Why claims denials are pushing insurers into court battles

Carriers are leaning on automation – and finding themselves exposed to bad faith lawsuits

Why claims denials are pushing insurers into court battles

Claims

By Chris Davis

Insurers aren’t losing in court because claims are too complex. They’re losing because they’re not prepared to defend their decisions. “If a company is going to deny a claim, they need to be on rock solid ground to do so,” said Larry Seal (pictured), principal at West Florida Insurance Managers.

Seal, who has decades of experience in agency ownership and marketing roles, pointed to the lasting impact of Joyce v. Fednat, a bad faith case that reshaped Florida’s legal and claims environment. Fednat initially denied a water damage claim from an elderly couple – then reversed its position and paid the claim later. That reversal triggered a legal precedent still felt across the industry.

“That’s where, in that particular case, we got the contingency fee multiplier – or the Lodestar – that set the industry standard over the next years,” Seal said. “That was a result of a bad faith claim. And then the industry starts crying foul over it. And then the legislature eventually responds with a fee-shifting statute.”

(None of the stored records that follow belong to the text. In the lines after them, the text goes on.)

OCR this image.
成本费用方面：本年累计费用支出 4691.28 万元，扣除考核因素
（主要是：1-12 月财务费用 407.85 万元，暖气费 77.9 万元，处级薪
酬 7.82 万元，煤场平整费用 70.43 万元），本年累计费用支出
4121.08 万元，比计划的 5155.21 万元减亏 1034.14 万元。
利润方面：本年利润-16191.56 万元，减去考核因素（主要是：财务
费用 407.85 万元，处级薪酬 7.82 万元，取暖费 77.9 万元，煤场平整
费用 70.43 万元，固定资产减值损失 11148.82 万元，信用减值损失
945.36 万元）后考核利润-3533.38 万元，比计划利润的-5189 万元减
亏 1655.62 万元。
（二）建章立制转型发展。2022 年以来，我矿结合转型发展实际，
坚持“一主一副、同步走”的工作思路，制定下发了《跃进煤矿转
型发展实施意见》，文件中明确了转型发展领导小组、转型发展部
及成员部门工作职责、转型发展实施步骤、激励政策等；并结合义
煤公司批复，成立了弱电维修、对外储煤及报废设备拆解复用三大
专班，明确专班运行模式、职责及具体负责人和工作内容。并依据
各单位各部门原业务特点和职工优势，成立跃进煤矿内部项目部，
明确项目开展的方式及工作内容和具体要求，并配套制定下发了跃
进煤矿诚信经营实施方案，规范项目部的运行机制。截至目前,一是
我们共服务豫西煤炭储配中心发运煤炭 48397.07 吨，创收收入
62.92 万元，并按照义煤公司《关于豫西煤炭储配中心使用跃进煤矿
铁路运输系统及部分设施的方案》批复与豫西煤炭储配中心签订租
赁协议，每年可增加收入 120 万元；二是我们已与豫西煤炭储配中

For Seal, the root issue isn’t legislative – it’s operational. “I think the industry is falling short with delay, deny, defend,” he said. “We used to be in an era back in the ’60s, ’70s, into the ’80s, where adjusters – if at all possible – wanted to cover the claim. But now we don’t have that. They’re more like, ‘Let’s find a way to get out of it.’”

Automation can’t replace human judgment

Seal sees a troubling overreliance on automation, particularly in personal lines claims. “Well, take a picture and send it to us and we’ll cut you a check,” he said. “That may work for a windshield or if you’re going to call Dent Doctor – but it doesn’t work if you have an explosion in a boiler room or a large facility.”

His point: technology handles small claims well but breaks down in complex scenarios. “You’re always going to need human interaction,” he said. “Some of these losses require adjusters and appraisers who can physically assess the situation.”

Seal also criticized carriers for using AI-driven valuation tools to inflate replacement costs. “One of the things I’m noticing – and I just did one the other day for a guy – the computer, the AI, calculated the replacement cost of the building as astronomical,” he said. “They’re giving themselves an artificial rate increase.”

This tactic often goes unnoticed by regulators, he added. By boosting replacement costs, carriers can indirectly increase premiums and percentage-based deductibles – especially for wind or hail coverage. “The more coverage they can put on the building, the higher the deductible goes,” Seal said.

He noted that many underwriters still ignore Florida’s valued policy law, on the books since 1899. “In the event of a total loss, you pay the face value of the policy,” Seal said. “Some underwriters want to crawl in a hole when you tell them that.”

Independent agents caught in the middle

As carriers push automation and cost-saving tactics, independent agents are left managing the fallout. “The independent agent is always the person who goes to bat for the consumer,” said Seal. “You wind up being the punching bag.”

He recalled running an agency where policyholders often misunderstood claims denials. “He’s going to show up in your office and say, ‘He’s denying my claim,’” Seal said. “And sometimes, because of the complexities involved in insurance, they try to read their policy and can’t. And then they go to their agent.”

One case still stands out to him – a wind-driven rain claim from an elderly mobile home owner. Rain had blown under the soffit, saturating the wall – damage excluded by policy language. “It was a legitimate declination on the wording,” Seal said. “Had a pine limb hit the trailer and knocked a hole in it, it would have been covered.”

Still, he personally helped the customer find a contractor and repair the wall. “It’s those disappointments... where it can get really testy with the insured,” he said.

Market pressures and legal trends reshape coverage

Seal sees a split in the market – some carriers tightening terms, others broadening them. “One side is going more restrictive and trying to get out of paying claims,” he said. “The other... saying, ‘Let’s broaden our coverage.’”

He pointed to a new policy form with almost no exclusions. “About a half a page,” he said. “I hope that’s where the industry is heading.”

Seal also criticized legislative moves such as the Choice Act, which extended allowable non-compete periods. “It should be called the No Choice Act,” he said. “Or the Indentured Servitude Act. How is anyone ever going to go out on their own?”

Such laws, he warned, suppress competition and inflate costs. “Let’s just say an employee quits and then they enforce the non-compete,” Seal said. “It’s going to take two years to play out... now it’s going to be four years.”